On Monday 27 December 2010 18:14:25 Tom H wrote:
On Mon, Dec 27, 2010 at 12:41 PM, Joe Zeff <joe(a)zeff.us>
wrote:
> On 12/27/2010 09:15 AM, Patrick O'Callaghan wrote:
>> Actually IIRC you have that the wrong way round. NAT was invented to
>> deal with address space exhaustion, and had the side-effect of hiding
>> machines behind the router.
>
> Before somebody steps in again to point out that NAT isn't a firewall,
> I'd like to give my perspective on it. If your router uses NAT and only
> forwards those ports you've told it to (and then, each port only goes to
> one machine) port scanners can't find your machines because nothing
> responds to their attempts to connect.
Oh, but the scanner *will* get a response, that's the whole point of port-
forwarding. A scanner sends out a bait, NAT forwards it to appropriate server,
the server responds, NAT forwards the response back to the scanner.
This way the scanner can find out about all your open ports on all servers
behind your NAT, by scanning only one machine (the one facing the internet).
This is actually an added benefit for the scanner, courtesy of NAT. :-)

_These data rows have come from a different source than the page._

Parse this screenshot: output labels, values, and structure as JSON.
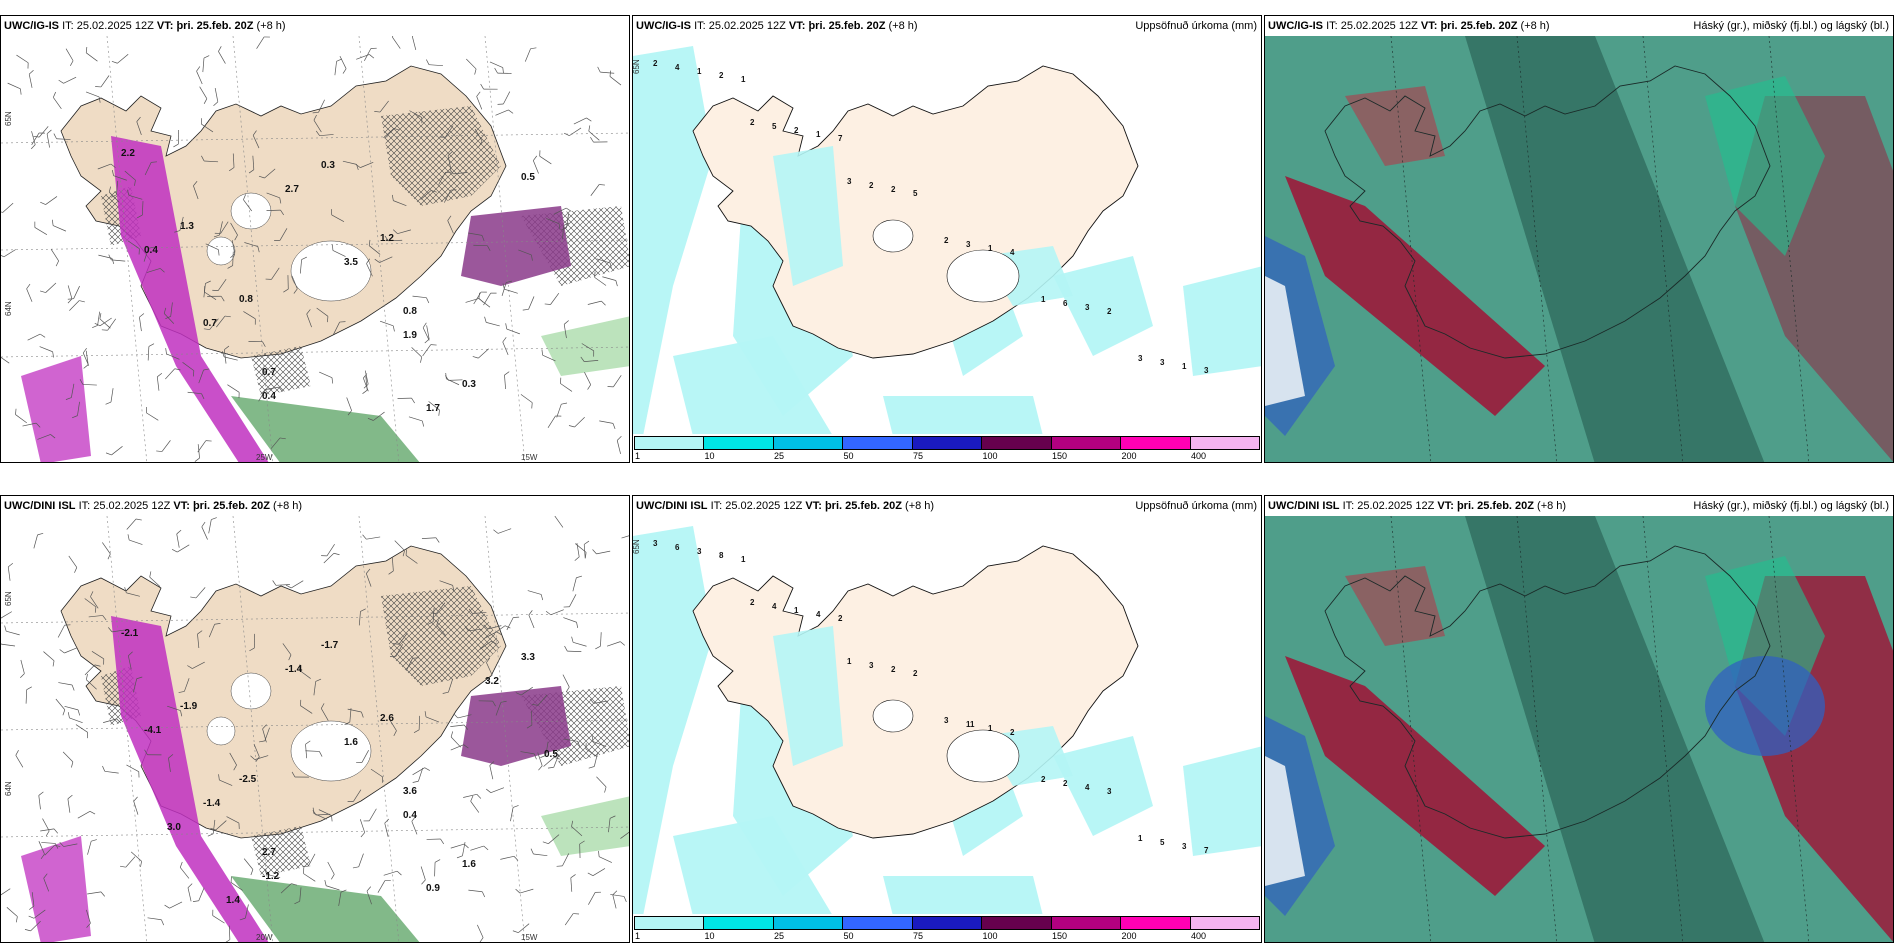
{
  "rows": [
    {
      "panels": [
        {
          "type": "wind",
          "model": "UWC/IG-IS",
          "it_label": "IT:",
          "it": "25.02.2025 12Z",
          "vt_label": "VT:",
          "vt": "þri. 25.feb. 20Z",
          "lead": "(+8 h)",
          "right_title": "",
          "lat_labels": [
            "65N",
            "64N"
          ],
          "lon_labels": [
            "25W",
            "15W"
          ],
          "values": [
            "2.2",
            "1.3",
            "0.8",
            "0.7",
            "0.3",
            "1.2",
            "0.8",
            "0.3",
            "0.5",
            "0.4",
            "0.7",
            "0.4",
            "2.7",
            "3.5",
            "1.9",
            "1.7"
          ]
        },
        {
          "type": "precip",
          "model": "UWC/IG-IS",
          "it_label": "IT:",
          "it": "25.02.2025 12Z",
          "vt_label": "VT:",
          "vt": "þri. 25.feb. 20Z",
          "lead": "(+8 h)",
          "right_title": "Uppsöfnuð úrkoma (mm)",
          "lat_labels": [
            "65N"
          ],
          "values": [
            "2",
            "2",
            "3",
            "2",
            "1",
            "3",
            "4",
            "5",
            "2",
            "3",
            "6",
            "3",
            "1",
            "2",
            "2",
            "1",
            "3",
            "1",
            "2",
            "1",
            "5",
            "4",
            "2",
            "3",
            "1",
            "7"
          ]
        },
        {
          "type": "cloud",
          "model": "UWC/IG-IS",
          "it_label": "IT:",
          "it": "25.02.2025 12Z",
          "vt_label": "VT:",
          "vt": "þri. 25.feb. 20Z",
          "lead": "(+8 h)",
          "right_title": "Háský (gr.), miðský (fj.bl.) og lágský (bl.)"
        }
      ]
    },
    {
      "panels": [
        {
          "type": "wind",
          "model": "UWC/DINI ISL",
          "it_label": "IT:",
          "it": "25.02.2025 12Z",
          "vt_label": "VT:",
          "vt": "þri. 25.feb. 20Z",
          "lead": "(+8 h)",
          "right_title": "",
          "lat_labels": [
            "65N",
            "64N"
          ],
          "lon_labels": [
            "20W",
            "15W"
          ],
          "values": [
            "-2.1",
            "-1.9",
            "-2.5",
            "2.7",
            "-1.7",
            "2.6",
            "3.6",
            "1.6",
            "3.3",
            "-4.1",
            "-1.4",
            "-1.2",
            "-1.4",
            "1.6",
            "0.4",
            "0.9",
            "3.2",
            "0.5",
            "3.0",
            "1.4"
          ]
        },
        {
          "type": "precip",
          "model": "UWC/DINI ISL",
          "it_label": "IT:",
          "it": "25.02.2025 12Z",
          "vt_label": "VT:",
          "vt": "þri. 25.feb. 20Z",
          "lead": "(+8 h)",
          "right_title": "Uppsöfnuð úrkoma (mm)",
          "lat_labels": [
            "65N"
          ],
          "values": [
            "3",
            "2",
            "1",
            "3",
            "2",
            "1",
            "6",
            "4",
            "3",
            "11",
            "2",
            "5",
            "3",
            "1",
            "2",
            "1",
            "4",
            "3",
            "8",
            "4",
            "2",
            "2",
            "3",
            "7",
            "1",
            "2"
          ]
        },
        {
          "type": "cloud",
          "model": "UWC/DINI ISL",
          "it_label": "IT:",
          "it": "25.02.2025 12Z",
          "vt_label": "VT:",
          "vt": "þri. 25.feb. 20Z",
          "lead": "(+8 h)",
          "right_title": "Háský (gr.), miðský (fj.bl.) og lágský (bl.)"
        }
      ]
    }
  ],
  "colorbar": {
    "labels": [
      "1",
      "10",
      "25",
      "50",
      "75",
      "100",
      "150",
      "200",
      "400"
    ],
    "colors": [
      "#b4f5f5",
      "#00e6e6",
      "#00bfe6",
      "#3366ff",
      "#1a1abf",
      "#66004d",
      "#b30080",
      "#ff00b3",
      "#f5b3f0"
    ]
  },
  "colors": {
    "land": "#efdcc5",
    "land_light": "#fdf0e3",
    "precip_cyan": "#b4f5f5",
    "rain_magenta": "#c030c0",
    "wet_green": "#2e8b3a",
    "cloud_teal": "#4f9e8a",
    "cloud_dark": "#2f6b5e",
    "cloud_red": "#9b1a3a",
    "cloud_blue": "#3060c0"
  }
}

> And, of course, even if you have
> malware trying to act as some sort of server it won't do any good unless
> your machine initiates the connection.
If malware has infected one of your machines, it typically *will* initiate the
connection (calling-home), and the NAT will do nothing to prevent
communication in that case.
> No, this isn't a firewall, but
> it's better than having your box sitting on the net completely exposed.
If you have a firewall (and you need one both with and without NAT), the
machine is never completely exposed. NAT doesn't add any security beyond the
firewall.
> Consider NAT as one layer of protection in a properly designed
and
> implemented defense in depth.
As I heard somewhere, NAT is usually compared to Japanese paperwall, defense-
wise. IOW, zero protection.
NAT doesn't have anything to do with security.
In your example above, what's the difference between scanning your NAT
box for open ports and having them forwarded by the NAT box to a box
on your internal network or scanning a publicly accessible box on your
internal network directly?
The firewall's the only defense in both cases.
Well, there is a slight difference, which makes NAT even *less* secure than the
non-NAT solution. :-)
Namely, in the case of having several servers with public IP's behind a
firewall (ie. no NAT), the attacker needs to know the IP of each particular
machine he wants to attack.
However, in the case of having several servers with local IP's behind a NAT
and a firewall (with appropriate port-forwarding to each server), the attacker
needs to know *only* your single public IP, and he can successfully attack all
of the servers behind a NAT through that one.
So, the attacker has a (slightly) easier job if you do have NAT than if you
don't. Other than that, there is absolutely no difference, and the firewall is
the only true line of defense, as you remarked.